Se a violência está acontecendo naquele momento, ela liga para 190 (Polícia Militar) ou vai até uma delegacia. Se a violência ocorreu, mas não é emergência imediata, ela procura a Delegacia da Mulher (especializada em Maringá), ou qualquer unidade da Polícia Civil. Também é possível registrar boletim de ocorrência online para casos específicos (lesão corporal), por meio do site da Polícia Civil do Paraná. Alternativamente, pode denunciar anonimamente pelo 181 (telefone ou site 181.pr.gov.br).
Registrado o boletim, a Polícia Civil tem 48 horas para encaminhar o caso ao Juizado de Violência Doméstica e Familiar contra a Mulher. O juiz, em seguida, tem mais 48 horas para decidir se concede ou não a medida protetiva.
Teoricamente, prazo total: quatro dias. Em Maringá, a prática resultou em seis dias (jan-nov 2025).
Onde estão os dois dias perdidos? Possibilidades: (1) atraso na Polícia Civil em encaminhar; (2) morosidade na Justiça em apreciar; (3) ambos. Responsabilidade pública demanda transparência sobre isto. A Prefeitura, por sua Secretaria de Políticas Públicas para as Mulheres, deveria publicar mensalmente indicador de tempo médio de processamento, com desagregação por etapa (policial vs. judicial). Isto permite identificar gargalo com precisão, dando suporte aos demais órgãos em casos críticos.
Reeducação de Agressores
Proteger a vítima é urgente. Mas sistemas de proteção sustentáveis também investem em transformação do agressor.
Em Minas Gerais, desde 2021, funciona o Programa Restaurar, desenvolvido pelo Tribunal de Justiça de Minas Gerais. O programa integra audiências com agressor, atendimento psicossocial individual e coletivo, palestras, e articula-se com CREAS, CAPS, CRAS e Estratégia Saúde da Família. Resultado documentado em Caratinga: 2% de reincidência.
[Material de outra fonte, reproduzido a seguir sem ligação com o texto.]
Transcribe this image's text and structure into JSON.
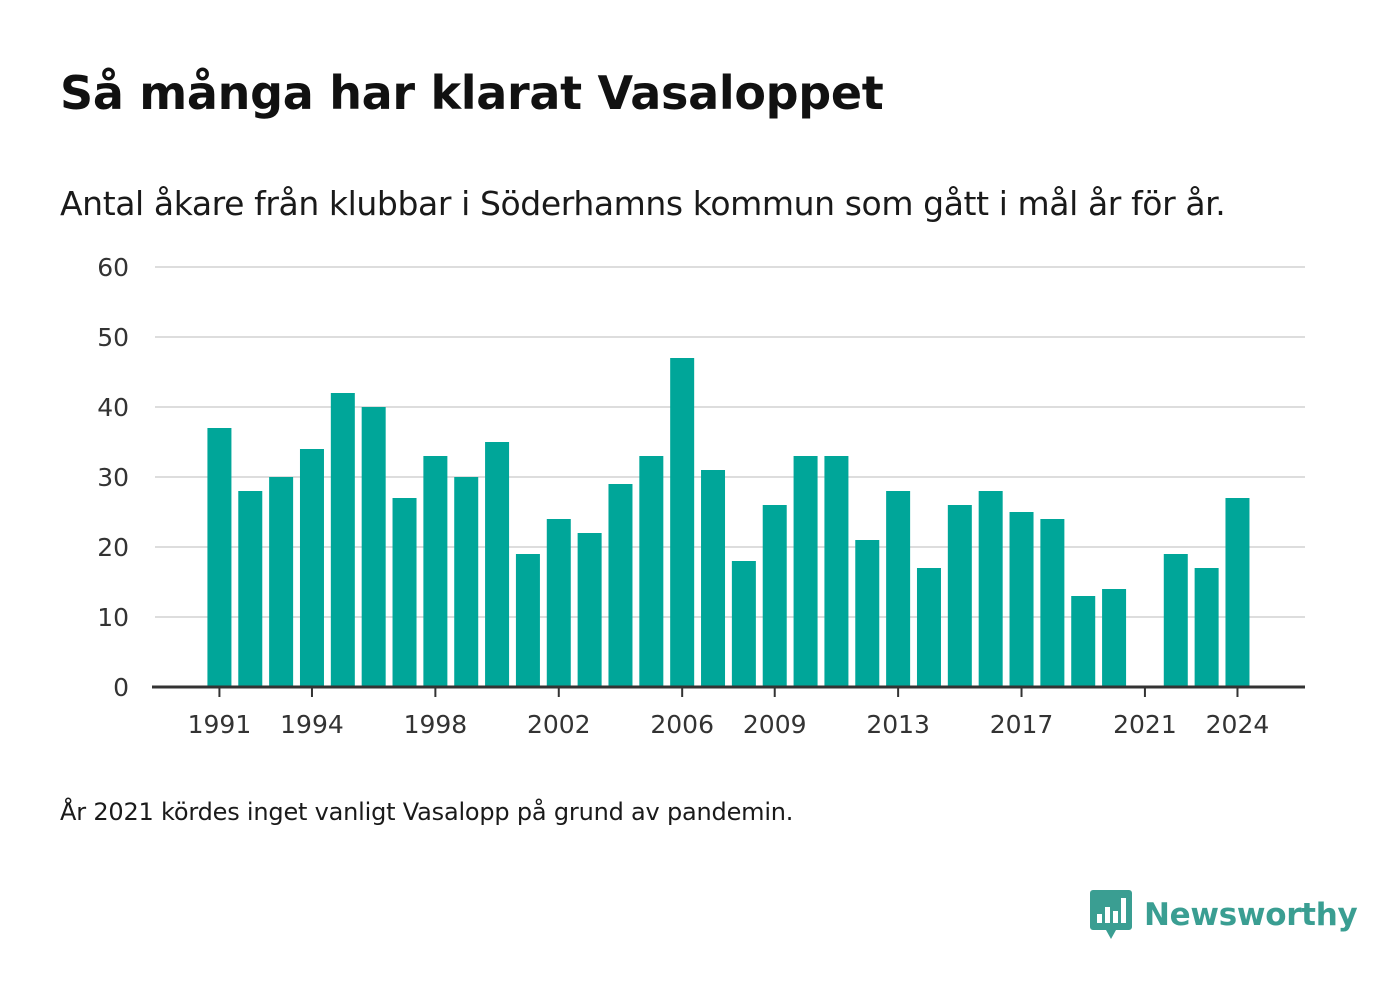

Em São Paulo e outras capitais, existem centros de educação e reabilitação para agressores, previstos já na Lei Maria da Penha (art. 35, V) desde 2006. São equipamentos que não oferecem uma punição desenfreada, mas possibilidade de mudança através de educação sobre gênero, masculinidade não-tóxica, e responsabilização.
A Prefeitura de Maringá não menciona possuir programa estruturado nesta linha. O Plano de Políticas Públicas para Mulheres 2026-2029 não detalha iniciativa de reeducação de agressores como componente de sua estratégia de “Enfrentamento às Violências Contra as Mulheres”. É omissão estratégica que reduz a potência de proteção.
Pragmatismo Como Ética
Violência doméstica não se resolve com discurso. Resolve-se com: (1) resposta judicial rápida (reduzir seis para dois dias); (2) proteção contínua (monitoramento eletrônico); (3) transformação do agressor (reeducação); (4) segurança da vítima (abrigo, renda, assistência psicossocial integrada).
Maringá tem competência técnica para isto. Tem cidades maiores, com menos recursos, fazendo. Falta vontade política concentrada e articulada.
A Câmara Municipal deveria fazer desta sua bandeira prioritária. Não por ativismo, mas por pragmatismo: proteger mulheres é proteger a cidade. Reduzir tempo de medida protetiva de seis para dois dias é eficiência que salva vidas. Implementar reeducação de agressores é redução de demanda futura por proteção. Monitorar dados é transparência que permite ajuste contínuo.
Isto é gestão. Isto é democracia. Isto é o que Maringá merece.